Details
Description
Hi,
Consider the following example
inp = LOAD '$INPUT' AS (memberId:long, shopId:long, score:int); tuplified = FOREACH inp GENERATE (memberId, shopId) AS tuplify, score; D1 = FOREACH tuplified GENERATE tuplify.memberId as memberId, tuplify.shopId as shopId, score AS score; D2 = FOREACH tuplified GENERATE tuplify.memberId as memberId, tuplify.shopId as shopId, score AS score; J = JOIN D1 By shopId, D2 by shopId; K = FOREACH J GENERATE D1::memberId AS member_id1, D2::memberId AS member_id2, D1::shopId as shop; EXPLAIN K; DUMP K;
It is a bit weird written like that, but it provides a minimal reproduction case (in the real case, the "tuplified" phase came from a multi-key grouping).
On input data:
1 1001 101 1 1002 103 1 1003 102 1 1004 102 2 1005 101 2 1003 101 2 1002 123 3 1042 101 3 1005 101 3 1002 133
This will give a wrongful output like ..
(1,1001,1001) (1,1002,1002) (1,1002,1002) (1,1002,1002)
The second column should be a member id so (1,2,3,4,5).
In the initial case, there was a FILTER (member_id1 < member_id2) after K, and computation failed because of PushUpFilter optimization mistakenly moving the LOFilter operation before the join, at a place where it tried to work on a tuple and failed.
My understanding of the issue is that when the ImplicitSplitInserter creates the LOSplitOutputs, it will correctly reset the schema, and the LOSplitOutput will regenerate uids for the fields of D1 and D2 ... but will not do that on the tuple members.
The logical plan after the ImplicitSplitINserter will look like (simplified)
|---D1: (Name: LOForEach Schema: memberId#124:long,shopId#125:long)ColumnPrune:InputUids=[127]ColumnPrune:OutputUids=[125, 124] |---tuplified: (Name: LOSplitOutput Schema: tuplify#127:tuple(memberId#124:long,shopId#125:long))ColumnPrune:InputUids=[123]ColumnPrune:OutputUids=[127] |---tuplified: (Name: LOSplit Schema: tuplify#123:tuple(memberId#124:long,shopId#125:long))ColumnPrune:InputUids=[123]ColumnPrune:OutputUids=[123] |---D2: (Name: LOForEach Schema: memberId#124:long,shopId#125:long)ColumnPrune:InputUids=[130]ColumnPrune:OutputUids=[125, 124] |---tuplified: (Name: LOSplitOutput Schema: tuplify#130:tuple(memberId#124:long,shopId#125:long))ColumnPrune:InputUids=[123]ColumnPrune:OutputUids=[130] |---tuplified: (Name: LOSplit Schema: tuplify#123:tuple(memberId#124:long,shopId#125:long))ColumnPrune:InputUids=[123]ColumnPrune:OutputUids=[123]
tuplified correctly gets a new uid (127 and 130) but the members of the tuple don't.

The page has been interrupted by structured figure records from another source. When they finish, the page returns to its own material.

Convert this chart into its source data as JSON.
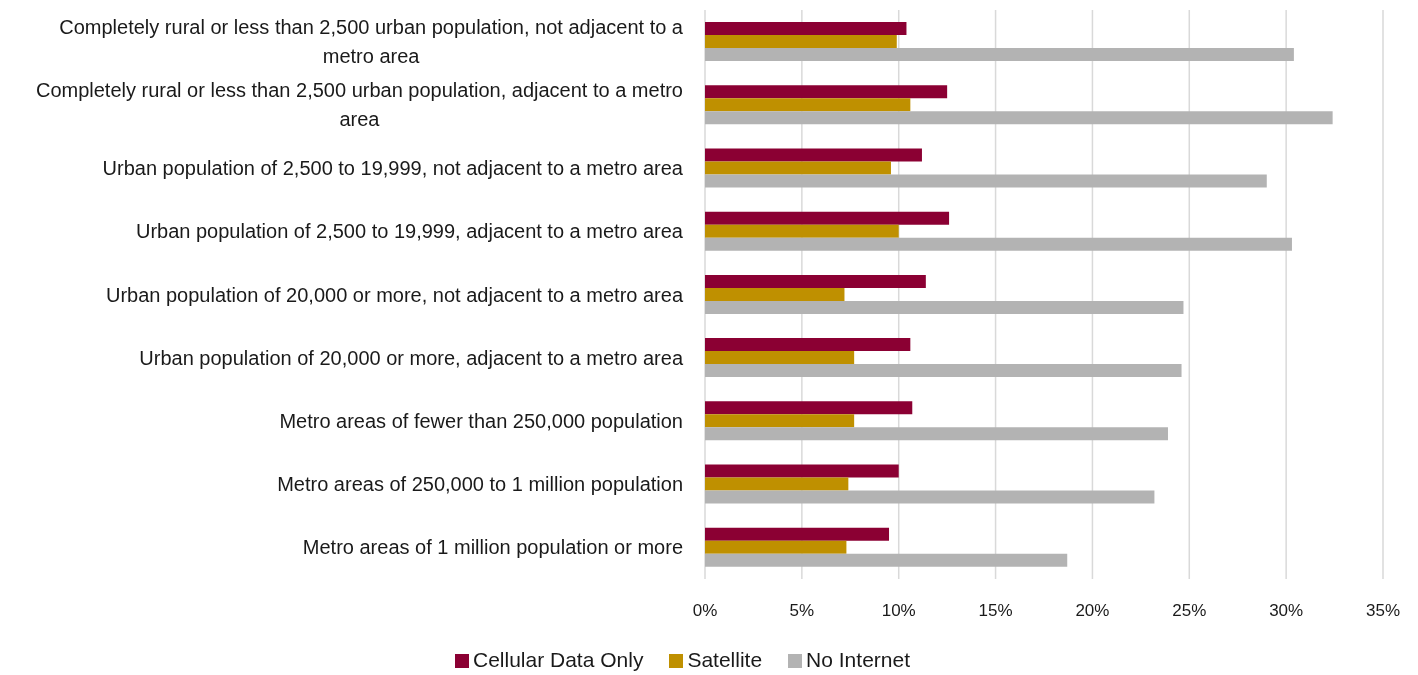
{
  "chart_data": {
    "type": "bar",
    "orientation": "horizontal",
    "categories": [
      "Completely rural or less than 2,500 urban population, not adjacent to a metro area",
      "Completely rural or less than 2,500 urban population, adjacent to a metro area",
      "Urban population of 2,500 to 19,999, not adjacent to a metro area",
      "Urban population of 2,500 to 19,999, adjacent to a metro area",
      "Urban population of 20,000 or more, not adjacent to a metro area",
      "Urban population of 20,000 or more, adjacent to a metro area",
      "Metro areas of fewer than 250,000 population",
      "Metro areas of 250,000 to 1 million population",
      "Metro areas of 1 million population or more"
    ],
    "series": [
      {
        "name": "Cellular Data Only",
        "color": "#8b0033",
        "values": [
          10.4,
          12.5,
          11.2,
          12.6,
          11.4,
          10.6,
          10.7,
          10.0,
          9.5
        ]
      },
      {
        "name": "Satellite",
        "color": "#bf9000",
        "values": [
          9.9,
          10.6,
          9.6,
          10.0,
          7.2,
          7.7,
          7.7,
          7.4,
          7.3
        ]
      },
      {
        "name": "No Internet",
        "color": "#b3b3b3",
        "values": [
          30.4,
          32.4,
          29.0,
          30.3,
          24.7,
          24.6,
          23.9,
          23.2,
          18.7
        ]
      }
    ],
    "xlim": [
      0,
      35
    ],
    "xticks": [
      {
        "value": 0,
        "label": "0%"
      },
      {
        "value": 5,
        "label": "5%"
      },
      {
        "value": 10,
        "label": "10%"
      },
      {
        "value": 15,
        "label": "15%"
      },
      {
        "value": 20,
        "label": "20%"
      },
      {
        "value": 25,
        "label": "25%"
      },
      {
        "value": 30,
        "label": "30%"
      },
      {
        "value": 35,
        "label": "35%"
      }
    ],
    "grid": "x",
    "legend": "bottom"
  }
}
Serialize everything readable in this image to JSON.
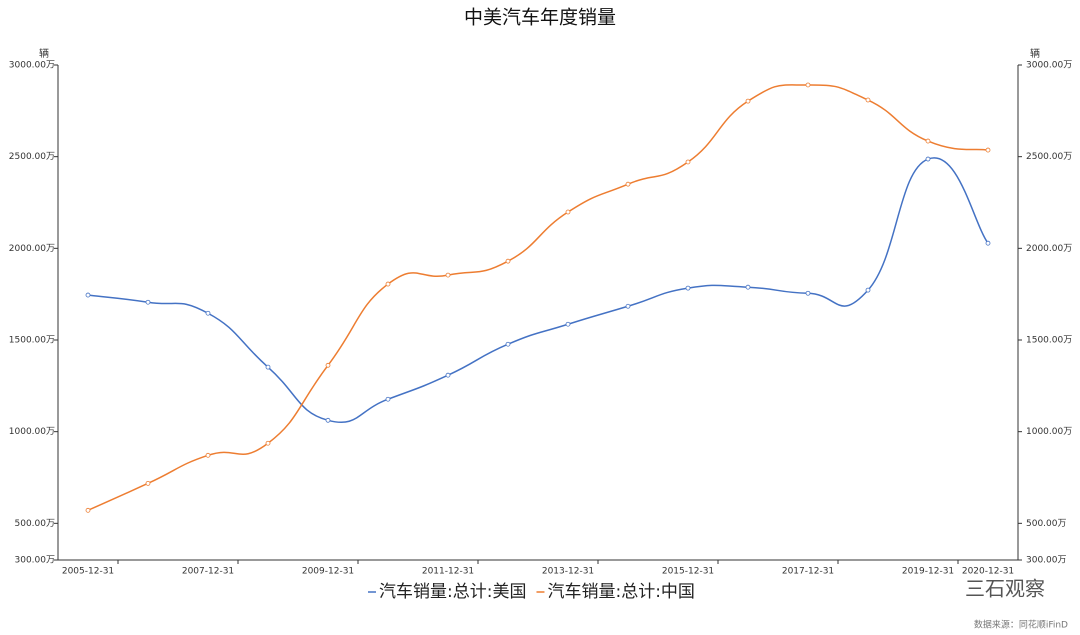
{
  "chart_data": {
    "type": "line",
    "title": "中美汽车年度销量",
    "y_label": "辆",
    "y2_label": "辆",
    "categories": [
      "2005-12-31",
      null,
      "2007-12-31",
      null,
      "2009-12-31",
      null,
      "2011-12-31",
      null,
      "2013-12-31",
      null,
      "2015-12-31",
      null,
      "2017-12-31",
      null,
      "2019-12-31",
      "2020-12-31"
    ],
    "series": [
      {
        "name": "汽车销量:总计:美国",
        "color": "#4472c4",
        "values": [
          1745,
          1706,
          1646,
          1352,
          1062,
          1177,
          1308,
          1477,
          1586,
          1684,
          1783,
          1788,
          1755,
          1772,
          2487,
          2028
        ]
      },
      {
        "name": "汽车销量:总计:中国",
        "color": "#ed7d31",
        "axis": "y2",
        "values": [
          571,
          718,
          871,
          937,
          1362,
          1805,
          1854,
          1930,
          2198,
          2350,
          2471,
          2803,
          2891,
          2809,
          2585,
          2536
        ]
      }
    ],
    "ylim": [
      300,
      3000
    ],
    "yticks": [
      {
        "value": 300,
        "label": "300.00万"
      },
      {
        "value": 500,
        "label": "500.00万"
      },
      {
        "value": 1000,
        "label": "1000.00万"
      },
      {
        "value": 1500,
        "label": "1500.00万"
      },
      {
        "value": 2000,
        "label": "2000.00万"
      },
      {
        "value": 2500,
        "label": "2500.00万"
      },
      {
        "value": 3000,
        "label": "3000.00万"
      }
    ],
    "y2lim": [
      300,
      3000
    ],
    "y2ticks": [
      {
        "value": 300,
        "label": "300.00万"
      },
      {
        "value": 500,
        "label": "500.00万"
      },
      {
        "value": 1000,
        "label": "1000.00万"
      },
      {
        "value": 1500,
        "label": "1500.00万"
      },
      {
        "value": 2000,
        "label": "2000.00万"
      },
      {
        "value": 2500,
        "label": "2500.00万"
      },
      {
        "value": 3000,
        "label": "3000.00万"
      }
    ],
    "legend": "bottom",
    "annotations": [
      "三石观察",
      "数据来源：同花顺iFinD"
    ]
  }
}
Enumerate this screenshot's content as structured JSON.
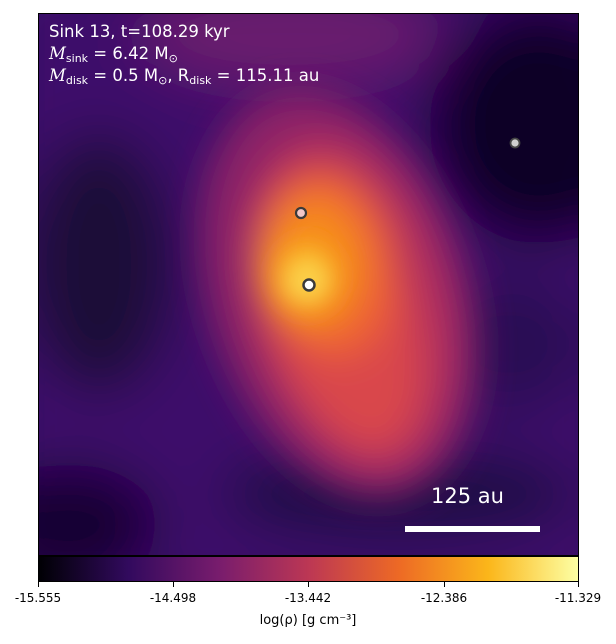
{
  "header": {
    "line1": "Sink 13, t=108.29 kyr",
    "m_sink_label": "M",
    "m_sink_sub": "sink",
    "m_sink_value": " = 6.42 M",
    "m_sink_unit_sub": "⊙",
    "m_disk_label": "M",
    "m_disk_sub": "disk",
    "m_disk_value": " = 0.5 M",
    "m_disk_unit_sub": "⊙",
    "r_disk_label": ", R",
    "r_disk_sub": "disk",
    "r_disk_value": " = 115.11 au"
  },
  "scalebar": {
    "label": "125 au"
  },
  "colorbar": {
    "label": "log(ρ) [g cm⁻³]",
    "ticks": [
      "-15.555",
      "-14.498",
      "-13.442",
      "-12.386",
      "-11.329"
    ],
    "colors": [
      "#000004",
      "#320a5e",
      "#781c6d",
      "#bc3754",
      "#ed6925",
      "#fbb61a",
      "#fcffa4"
    ]
  },
  "sinks": [
    {
      "name": "sink-primary"
    },
    {
      "name": "sink-secondary"
    },
    {
      "name": "sink-tertiary"
    }
  ]
}
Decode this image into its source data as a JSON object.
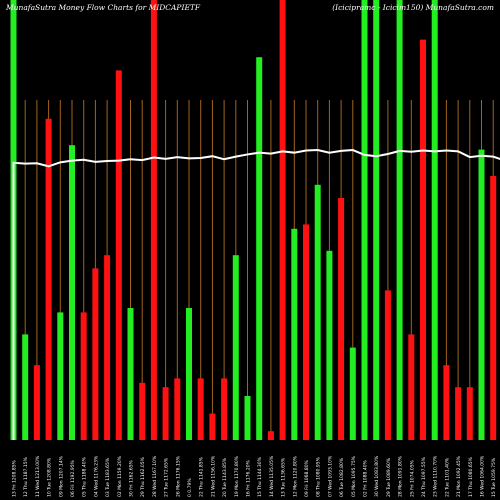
{
  "chart_data": {
    "type": "bar",
    "title_left": "MunafaSutra  Money Flow  Charts for MIDCAPIETF",
    "title_right": "(Icicipramc - Icicim150) MunafaSutra.com",
    "xlabel": "",
    "ylabel": "",
    "ylim": [
      0,
      100
    ],
    "grid": "vertical",
    "colors": {
      "up": "#22ee22",
      "down": "#ff1111",
      "line": "#ffffff",
      "grid": "#a0641e",
      "background": "#000000"
    },
    "categories": [
      "Fri 13 Jun 2025 0.07%",
      "Thu 12 Jun 2025 -1.71%",
      "Wed 11 Jun 2025 -0.35%",
      "Tue 10 Jun 2025 -0.42%",
      "Mon 09 Jun 2025 0.42%",
      "Fri 06 Jun 2025 0.34%",
      "Thu 05 Jun 2025 -0.06%",
      "Wed 04 Jun 2025 -0.48%",
      "Tue 03 Jun 2025 0.52%",
      "Mon 02 Jun 2025 -0.28%",
      "Fri 30 May 2025 -0.06%",
      "Thu 29 May 2025 -0.84%",
      "Wed 28 May 2025 -0.93%",
      "Tue 27 May 2025 0.06%",
      "Mon 26 May 2025 -0.09%",
      "0 0.79%",
      "Thu 22 May 2025 0.88%",
      "Wed 21 May 2025 -0.91%",
      "Tue 20 May 2025 -2.34%",
      "Mon 19 May 2025 -0.48%",
      "Fri 16 May 2025 2.78%",
      "Thu 15 May 2025 0.81%",
      "Wed 14 May 2025 -0.12%",
      "Tue 13 May 2025 1.76%",
      "Mon 12 May 2025 4.95%",
      "Fri 09 May 2025 -1.13%",
      "Thu 08 May 2025 -1.07%",
      "Wed 07 May 2025 0.94%",
      "Tue 06 May 2025 -1.21%",
      "Mon 05 May 2025 0.68%",
      "Fri 02 May 2025 0.46%",
      "Wed 30 Apr 2025 -0.53%",
      "Tue 29 Apr 2025 -0.17%",
      "Mon 28 Apr 2025 1.56%",
      "Fri 25 Apr 2025 -2.12%",
      "Thu 24 Apr 2025 -1.21%",
      "Wed 23 Apr 2025 0.84%",
      "Tue 22 Apr 2025 -0.06%",
      "Mon 21 Apr 2025 1.11%",
      "Thu 17 Apr 2025 -0.06%",
      "Wed 16 Apr 2025 -0.47%",
      "Tue 15 Apr 2025 -0.79%",
      "Fri 11 Apr 2025 -0.34%"
    ],
    "display_labels": [
      "13 Fri 1208.85%",
      "12 Thu 1187.15%",
      "11 Wed 1213.00%",
      "10 Tue 1208.80%",
      "09 Mon 1207.14%",
      "06 Fri 1192.95%",
      "05 Thu 1188.40%",
      "04 Wed 1176.23%",
      "03 Tue 1183.65%",
      "02 Mon 1159.20%",
      "30 Fri 1162.65%",
      "29 Thu 1162.05%",
      "28 Wed 1167.10%",
      "27 Tue 1172.65%",
      "26 Mon 1176.15%",
      "0  0.79%",
      "22 Thu 1141.85%",
      "21 Wed 1156.10%",
      "20 Tue 1143.85%",
      "19 Mon 1170.80%",
      "16 Fri 1176.20%",
      "15 Thu 1144.30%",
      "14 Wed 1135.05%",
      "13 Tue 1136.65%",
      "12 Mon 1120.80%",
      "09 Fri 1068.80%",
      "08 Thu 1080.95%",
      "07 Wed 1093.10%",
      "06 Tue 1082.80%",
      "05 Mon 1095.75%",
      "02 Fri 1088.40%",
      "30 Wed 1083.80%",
      "29 Tue 1089.60%",
      "28 Mon 1091.80%",
      "25 Fri 1074.05%",
      "24 Thu 1097.55%",
      "23 Wed 1110.70%",
      "22 Tue 1101.40%",
      "21 Mon 1092.45%",
      "17 Thu 1080.65%",
      "16 Wed 1064.00%",
      "15 Tue 1059.75%",
      "11 Fri 1041.60%"
    ],
    "series": [
      {
        "values": [
          100,
          24,
          17,
          73,
          29,
          67,
          29,
          39,
          42,
          84,
          30,
          13,
          100,
          12,
          14,
          30,
          14,
          6,
          14,
          42,
          10,
          87,
          2,
          100,
          48,
          49,
          58,
          43,
          55,
          21,
          100,
          100,
          34,
          100,
          24,
          91,
          100,
          17,
          12,
          12,
          66,
          60,
          5
        ],
        "direction": [
          "up",
          "up",
          "down",
          "down",
          "up",
          "up",
          "down",
          "down",
          "down",
          "down",
          "up",
          "down",
          "down",
          "down",
          "down",
          "up",
          "down",
          "down",
          "down",
          "up",
          "up",
          "up",
          "down",
          "down",
          "up",
          "down",
          "up",
          "up",
          "down",
          "up",
          "up",
          "up",
          "down",
          "up",
          "down",
          "down",
          "up",
          "down",
          "down",
          "down",
          "up",
          "down",
          "down"
        ]
      },
      {
        "name": "",
        "type": "line",
        "values": [
          63,
          62.8,
          62.9,
          62.2,
          63.1,
          63.5,
          63.7,
          63.2,
          63.4,
          63.5,
          63.8,
          63.6,
          64.2,
          63.9,
          64.3,
          64.0,
          64.1,
          64.5,
          63.8,
          64.4,
          64.9,
          65.3,
          65.1,
          65.6,
          65.3,
          65.8,
          65.9,
          65.3,
          65.7,
          65.9,
          64.8,
          64.5,
          65.0,
          65.7,
          65.5,
          65.8,
          65.6,
          65.8,
          65.6,
          64.3,
          64.6,
          64.4,
          63.5
        ]
      }
    ]
  }
}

When they get reprojected, both branches have the same uid and the join looks like:
|---J: (Name: LOJoin(HASH) Schema: D1::memberId#124:long,D1::shopId#125:long,D2::memberId#139:long,D2::shopId#132:long)ColumnPrune:InputUids=[125, 124, 132]ColumnPrune:OutputUids=[125, 124, 132] | | | shopId:(Name: Project Type: long Uid: 125 Input: 0 Column: 1) | | | shopId:(Name: Project Type: long Uid: 125 Input: 1 Column: 1)
If for example instead of reprojecting "memberId", we project "memberId+0", a new node is created, and ultimately the two branches of the join will correctly get separate uids.
My understanding is that LOSplitOutput.getSchema() should recurse on nested schema fields. However, I only have a light understanding of all of the logical plan handling, so I may be completely wrong.
Attached is a draft of patch and a test reproducing the issue. Unfortunately, I haven't been able to run all unit tests with the "fix" (I have some weird hangs)
I'd be happy if you could indicate if that looks like completely the wrong way to fix the issue.